This content copyright © Indiana University School of Journalism 2013
Photo by Ben Wiggins
HSJI instructor Tony Willis, seated, and students listened as professor of practice Tom French talked about teaching narrative storytelling. Though experienced teachers, some HSJI attendees have little or no journalism background.
High school teachers on campus this week are working much like their teenaged students as they attend classes, complete projects and meet deadlines.
But the five attending the 67th High School Journalism Institute’s teacher workshops say the purpose of these tasks is to learn new teaching strategies and apply them in their own classrooms.
“Overall, I’m hearing what I know in my bones to be true, that good journalism is telling stories,” said first-time attendee Amanda Van Mil of Little Miami High School near Cincinnati. “This experience draws on what I already know but brings new perspectives about applying that to journalism.”
This week’s session is J525 Methods of Teaching Journalistic Writing, for which teachers may earn master’s degree or certification credit. While they say they are well-versed in teaching writing skills, many of the teachers who come to HSJI have no journalism training.
“Many of us fell into our positions without education or experience in journalism,” Van Mil said during the group’s lunch break Wednesday in the Ernie Pyle Hall lounge. “These workshops draw on what we already know about teaching writing and good storytelling. For me, it has been good to have confirmation that what I believe about teaching writing skills is what others think, too.”

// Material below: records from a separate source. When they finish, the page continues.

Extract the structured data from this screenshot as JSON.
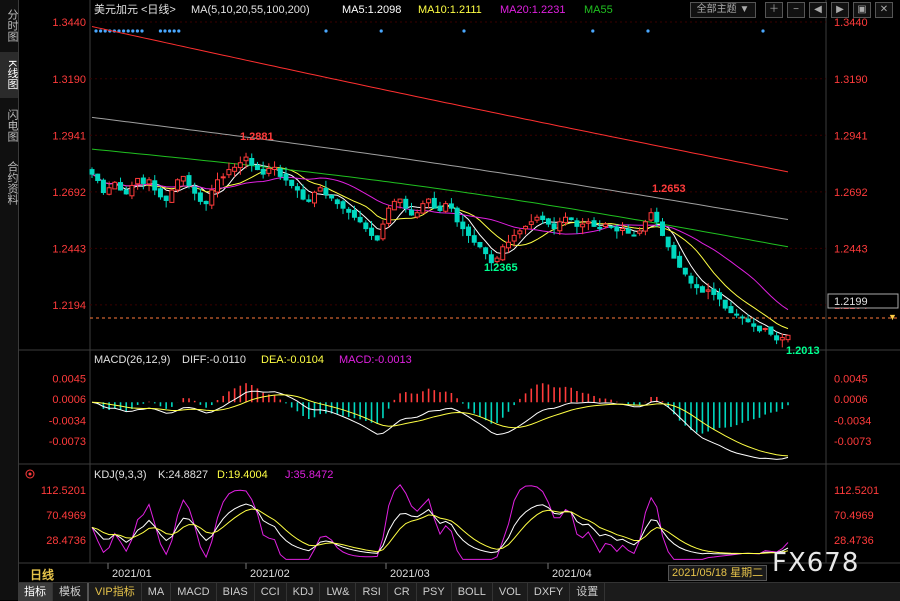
{
  "sidebar": {
    "tabs": [
      {
        "label": "分时图",
        "active": false
      },
      {
        "label": "K线图",
        "active": true
      },
      {
        "label": "闪电图",
        "active": false
      },
      {
        "label": "合约资料",
        "active": false
      }
    ]
  },
  "header": {
    "symbol": "美元加元",
    "period": "<日线>",
    "ma_label": "MA(5,10,20,55,100,200)",
    "ma5": "MA5:1.2098",
    "ma10": "MA10:1.2111",
    "ma20": "MA20:1.2231",
    "ma55": "MA55",
    "theme_button": "全部主题",
    "theme_arrow": "▼"
  },
  "colors": {
    "up": "#ff3b3b",
    "down": "#00d8c0",
    "ma5": "#ffffff",
    "ma10": "#ffff44",
    "ma20": "#e020e0",
    "ma55": "#20c020",
    "ma100": "#a0a0a0",
    "ma200": "#ff3030",
    "axis_text": "#ff3b3b",
    "high_label": "#ff3b3b",
    "low_label": "#00ff90",
    "period": "#e6c34a"
  },
  "chart_data": [
    {
      "type": "candlestick",
      "title": "美元加元",
      "ylim": [
        1.2013,
        1.344
      ],
      "yticks": [
        "1.3440",
        "1.3190",
        "1.2941",
        "1.2692",
        "1.2443",
        "1.2194"
      ],
      "xticks": [
        "2021/01",
        "2021/02",
        "2021/03",
        "2021/04"
      ],
      "current_price": "1.2199",
      "annotations": [
        {
          "label": "1.2881",
          "value": 1.2881,
          "kind": "high"
        },
        {
          "label": "1.2365",
          "value": 1.2365,
          "kind": "low"
        },
        {
          "label": "1.2653",
          "value": 1.2653,
          "kind": "high"
        },
        {
          "label": "1.2013",
          "value": 1.2013,
          "kind": "low"
        }
      ],
      "closes": [
        1.277,
        1.2742,
        1.2689,
        1.271,
        1.2734,
        1.27,
        1.2683,
        1.272,
        1.2751,
        1.2729,
        1.2745,
        1.27,
        1.267,
        1.2654,
        1.27,
        1.2745,
        1.276,
        1.272,
        1.2686,
        1.265,
        1.264,
        1.27,
        1.2745,
        1.2758,
        1.279,
        1.28,
        1.282,
        1.2845,
        1.281,
        1.279,
        1.277,
        1.2795,
        1.28,
        1.276,
        1.2744,
        1.272,
        1.27,
        1.266,
        1.265,
        1.269,
        1.271,
        1.268,
        1.2665,
        1.264,
        1.262,
        1.2602,
        1.258,
        1.256,
        1.253,
        1.25,
        1.248,
        1.255,
        1.262,
        1.265,
        1.266,
        1.262,
        1.259,
        1.26,
        1.264,
        1.266,
        1.262,
        1.261,
        1.264,
        1.262,
        1.256,
        1.253,
        1.25,
        1.247,
        1.245,
        1.242,
        1.238,
        1.24,
        1.245,
        1.247,
        1.25,
        1.252,
        1.254,
        1.256,
        1.258,
        1.257,
        1.255,
        1.253,
        1.256,
        1.258,
        1.257,
        1.254,
        1.255,
        1.256,
        1.254,
        1.253,
        1.255,
        1.254,
        1.252,
        1.253,
        1.251,
        1.25,
        1.252,
        1.256,
        1.26,
        1.256,
        1.25,
        1.245,
        1.24,
        1.236,
        1.233,
        1.229,
        1.227,
        1.225,
        1.226,
        1.224,
        1.222,
        1.218,
        1.216,
        1.215,
        1.214,
        1.212,
        1.21,
        1.208,
        1.209,
        1.2065,
        1.204,
        1.205,
        1.206
      ],
      "ma_series": [
        {
          "name": "MA5",
          "color_key": "ma5"
        },
        {
          "name": "MA10",
          "color_key": "ma10"
        },
        {
          "name": "MA20",
          "color_key": "ma20"
        },
        {
          "name": "MA55",
          "color_key": "ma55"
        },
        {
          "name": "MA100",
          "color_key": "ma100"
        },
        {
          "name": "MA200",
          "color_key": "ma200"
        }
      ]
    },
    {
      "type": "macd",
      "title": "MACD(26,12,9)",
      "diff": "DIFF:-0.0110",
      "dea": "DEA:-0.0104",
      "macd": "MACD:-0.0013",
      "ylim": [
        -0.0112,
        0.0068
      ],
      "yticks": [
        "0.0045",
        "0.0006",
        "-0.0034",
        "-0.0073"
      ]
    },
    {
      "type": "kdj",
      "title": "KDJ(9,3,3)",
      "k": "K:24.8827",
      "d": "D:19.4004",
      "j": "J:35.8472",
      "ylim": [
        -5,
        126
      ],
      "yticks": [
        "112.5201",
        "70.4969",
        "28.4736"
      ]
    }
  ],
  "footer": {
    "period_label": "日线",
    "date_badge": "2021/05/18 星期二",
    "watermark": "FX678",
    "tabs": [
      {
        "label": "指标",
        "active": true
      },
      {
        "label": "模板",
        "active": false
      },
      {
        "label": "VIP指标",
        "vip": true
      },
      {
        "label": "MA"
      },
      {
        "label": "MACD"
      },
      {
        "label": "BIAS"
      },
      {
        "label": "CCI"
      },
      {
        "label": "KDJ"
      },
      {
        "label": "LW&"
      },
      {
        "label": "RSI"
      },
      {
        "label": "CR"
      },
      {
        "label": "PSY"
      },
      {
        "label": "BOLL"
      },
      {
        "label": "VOL"
      },
      {
        "label": "DXFY"
      },
      {
        "label": "设置"
      }
    ]
  }
}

Michael Armbruster, newspaper adviser at Brebeuf Jesuit High School in Indianapolis, said his only journalism background before taking the advising job last year was regularly reading a newspaper. An English teacher with master’s degrees in Russian literature and English, he said he’s hoping to shape the newspaper into something “beyond a printed Facebook page.”
Photo by Ben Wiggins
Longtime high school teacher and adviser, Tony Willis is celebrating 30 years as an HSJI instructor.

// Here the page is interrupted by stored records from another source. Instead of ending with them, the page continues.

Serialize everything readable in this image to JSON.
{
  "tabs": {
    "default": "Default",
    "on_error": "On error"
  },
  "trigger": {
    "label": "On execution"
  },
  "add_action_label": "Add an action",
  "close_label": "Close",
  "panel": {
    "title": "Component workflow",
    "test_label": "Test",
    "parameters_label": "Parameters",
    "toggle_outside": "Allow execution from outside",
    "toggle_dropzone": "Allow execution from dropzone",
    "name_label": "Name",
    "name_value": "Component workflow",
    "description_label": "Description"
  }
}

“I want to teach students that journalism tells good stories,” he said. “In English classes, we write in an analytic way, but journalism uses more natural writing. I’m here to learn ways to convey that type of writing to students and to help them interact with their readers.”
HSJI instructor Tony Willis is leading the class. He has taught teachers and students at HSJI for 30 years, and has been an award-winning high school journalism teacher and publications adviser for three decades. He now is adviser and teacher at Cathedral High School in Indianapolis.
“He reinforces my ideas of teaching in the context of journalism,” said Kristi Monesmith, Bremen High School adviser who is attending HSJI for the second time. “I’m already teaching writing through my English classes, but what I learn here gives me permission to use the same techniques in journalism.”
Van Mil said she likes Willis’ presentation of material, which is much like what she uses in her classes: read, discuss, write. But Willis’ emphasis on journalism instruction provides a good model to follow, she said.
Pulitzer Prize-winning journalist and School of Journalism professor of practice Tom French also is sharing his knowledge and love of journalistic storytelling with the HSJI attendees. Drawing on his own work as well as that of others he admires, French led a Wednesday morning session that focused on narrative storytelling. In Ernie Pyle Hall 214, attendees clustered around French, who told or read stories aloud, then discussed strategies and techniques to put such tales in writing.
“He was telling us not how to write, but how to help students get their stories out and on paper,” said attendee Elizabeth Treblin, newspaper adviser at Seymour High School. “We need ways to remove roadblocks for our students so that they can tell their stories.”
Nikki Davis, yearbook adviser at Westfield High School, appreciated French’s methodology.
“He hooked us with a story he wrote, then went through the writing process step-by-step,” said Davis, who took notes on how to use that methodology with the yearbook staff. “In this morning’s session, he left off the endings to three of the stories he told, so we’re all anxious to hear how those turned out.”
Photo by Ben Wiggins
Professor of practice Tom French and HSJI attendee Kristi Monesmith continued their discussion during lunch in the Ernie Pyle Hall lounge. Monesmith, a second year attendee, is a teacher and adviser at Bremen High School.
HSJI attendees are practicing what they are learning. So far, they have written profiles of one another and columns based on their visit to the IU Lilly Library, where they examined some of the rare book library’s treasures.
“We had two hours to write, edit and post the column to the HSJI website,” Monesmith said. “I’m thinking of using this short schedule with students to get them to write quickly, to focus on the writing.”
Other activities for the week include a session with IU art curator Sherry Rouse, for which students will write interview stories and columns; critiques of work; and a look at how to apply common core standards to the week’s lessons.
Soon, some of these attendees’ students will arrive on campus as the HSJI student workshops get under way. Numerous workshops, led by experienced advisers from around the state, are set for July 8-18.